Edition 239 – Cash = Choices

The sharemarket is all over the shop at the moment. One day up, the next day down. Public company returns are impacted by COVID 19, positively or negatively, dependent upon the industry.

Interest rates are beyond lousy on bank accounts. When the Reserve Bank’s Cash Rate is 0.25%, it’s not getting better any time soon. If you actually checked your bank account at the moment, you might just find the monthly fees and charges are higher than the interest returns – so you’re actually in negative interest territory.

Yet, what we don’t see are the phenomenal returns that are generated inside of family businesses, each and every week.

Last week, when meeting with one of my family business clients, we discussed the investment rate of return on one of their business initiatives was 122% pa. Yes, you are reading that correct – One Hundred and Twenty Two Percent.

This is a business that for a long time has followed my mantra of ensuring they have 90 days of operating cash invested in the business. 

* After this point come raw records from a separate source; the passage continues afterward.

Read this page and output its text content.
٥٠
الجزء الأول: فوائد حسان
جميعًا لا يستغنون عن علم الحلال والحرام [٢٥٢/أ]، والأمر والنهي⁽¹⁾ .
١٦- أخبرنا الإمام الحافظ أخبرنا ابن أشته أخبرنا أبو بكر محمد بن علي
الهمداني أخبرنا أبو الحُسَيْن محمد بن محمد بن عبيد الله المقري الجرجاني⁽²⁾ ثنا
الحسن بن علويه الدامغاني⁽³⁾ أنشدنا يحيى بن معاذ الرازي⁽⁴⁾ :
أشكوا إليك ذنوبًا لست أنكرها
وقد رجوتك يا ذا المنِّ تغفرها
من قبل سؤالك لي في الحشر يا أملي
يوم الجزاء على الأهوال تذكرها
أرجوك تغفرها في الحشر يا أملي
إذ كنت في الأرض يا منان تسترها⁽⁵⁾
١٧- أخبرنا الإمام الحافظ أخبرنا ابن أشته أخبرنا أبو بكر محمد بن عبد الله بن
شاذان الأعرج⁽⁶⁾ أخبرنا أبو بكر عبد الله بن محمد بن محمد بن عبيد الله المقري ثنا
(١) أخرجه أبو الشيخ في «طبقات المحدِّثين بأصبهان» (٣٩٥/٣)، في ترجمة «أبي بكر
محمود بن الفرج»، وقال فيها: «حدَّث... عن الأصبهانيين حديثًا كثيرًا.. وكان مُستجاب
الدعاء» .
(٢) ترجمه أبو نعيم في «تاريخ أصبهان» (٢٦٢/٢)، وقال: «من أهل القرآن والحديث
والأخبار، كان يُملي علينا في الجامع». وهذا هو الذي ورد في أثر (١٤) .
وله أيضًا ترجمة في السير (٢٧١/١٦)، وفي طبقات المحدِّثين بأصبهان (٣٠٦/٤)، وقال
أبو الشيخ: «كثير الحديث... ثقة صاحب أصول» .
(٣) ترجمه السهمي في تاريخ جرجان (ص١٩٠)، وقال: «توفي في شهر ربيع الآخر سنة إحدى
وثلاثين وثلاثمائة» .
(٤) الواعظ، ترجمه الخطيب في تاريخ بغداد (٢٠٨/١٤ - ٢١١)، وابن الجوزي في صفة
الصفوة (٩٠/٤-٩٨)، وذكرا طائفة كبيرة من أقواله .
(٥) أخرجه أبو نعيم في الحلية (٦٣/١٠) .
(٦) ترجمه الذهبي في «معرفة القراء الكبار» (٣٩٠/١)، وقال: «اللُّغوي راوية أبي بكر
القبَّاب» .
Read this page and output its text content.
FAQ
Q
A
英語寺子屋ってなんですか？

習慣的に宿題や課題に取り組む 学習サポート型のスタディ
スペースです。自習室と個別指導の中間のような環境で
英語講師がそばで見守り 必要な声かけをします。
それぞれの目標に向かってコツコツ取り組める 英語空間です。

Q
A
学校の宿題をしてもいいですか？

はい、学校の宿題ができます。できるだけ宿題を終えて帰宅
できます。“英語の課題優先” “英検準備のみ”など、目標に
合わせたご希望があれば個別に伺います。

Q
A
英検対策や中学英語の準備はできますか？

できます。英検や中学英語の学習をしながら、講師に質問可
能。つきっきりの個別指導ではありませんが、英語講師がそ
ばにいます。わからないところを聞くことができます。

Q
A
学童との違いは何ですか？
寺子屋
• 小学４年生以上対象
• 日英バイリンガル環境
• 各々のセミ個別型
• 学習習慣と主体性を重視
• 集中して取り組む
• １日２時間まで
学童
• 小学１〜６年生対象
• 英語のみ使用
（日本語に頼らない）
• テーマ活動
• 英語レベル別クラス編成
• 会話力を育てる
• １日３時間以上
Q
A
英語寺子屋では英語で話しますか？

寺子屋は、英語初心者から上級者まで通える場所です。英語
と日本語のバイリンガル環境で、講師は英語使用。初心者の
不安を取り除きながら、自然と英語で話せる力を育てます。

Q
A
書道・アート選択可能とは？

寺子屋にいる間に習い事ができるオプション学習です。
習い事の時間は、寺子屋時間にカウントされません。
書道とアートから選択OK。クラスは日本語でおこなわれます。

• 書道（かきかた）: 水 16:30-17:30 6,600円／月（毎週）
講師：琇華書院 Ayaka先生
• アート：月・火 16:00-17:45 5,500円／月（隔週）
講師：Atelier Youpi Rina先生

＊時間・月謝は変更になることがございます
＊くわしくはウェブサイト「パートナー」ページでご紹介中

In my observations, the businesses that have performed strongly over the past 6 months have either been:

  1. High in cash; or,
  2. Low in debt; or,
  3. Both.

By having significant cash reserves, this family business is able to make choices about what assets to purchase in their business, how they can be invested and how much to charge as a return. If you think 122% is a ridiculous rate of return, I truly believe the return could be substantially higher, so smart are their business ideas and so effectively have they positioned themselves in their market.

Another family business is operating in an industry that has been impacted negatively by COVID 19 and were in a scenario of bumping along with very little activity for the 4 to 6 weeks in April and May of this year. However, they went into lockdown with a strong cash war chest and, ever since, have been very frugal in terms of:

  1. Managing expenses.
  2. Negotiating supplier discounts or preferred trading terms.
  3. Banking all the Government Stimulus payments they have received.

Their cash war chest is almost 100% higher than it was in March 2020, which has enabled them to invest in higher skilled staff which, not surprisingly, are starting to generate significantly higher sales and profits than the equivalent period in 2019. Having the cash war chest has also enabled them to invest time into re-engineering their business direction and bringing their staff along with them on the journey. Their approach in their industry is ground breaking and having substantial cash reserves means:

  1. They can pay higher salaries to well qualified people.
  2. They can invest in new equipment.
  3. They can devote time to intensively training and developing their staff.
  4. They can invest in broadening their stock range to cast a wider net in their local economy.

So, today, when you dial into your bank account, what do you see? Is it lots of cash that generates lots of choice about what you can and can’t do in your business? Or, is it tight, has been tight for a while and you’re already expressing concerns around what 2021 may look like from a cash perspective?


This Week’s Tip

If you’re thinking, 90 days is a lot of cash to have sitting in your business, consider this – businesses in Victoria will have experienced 56 days of a Stage 4 lockdown, assuming the state comes out of it, by late September!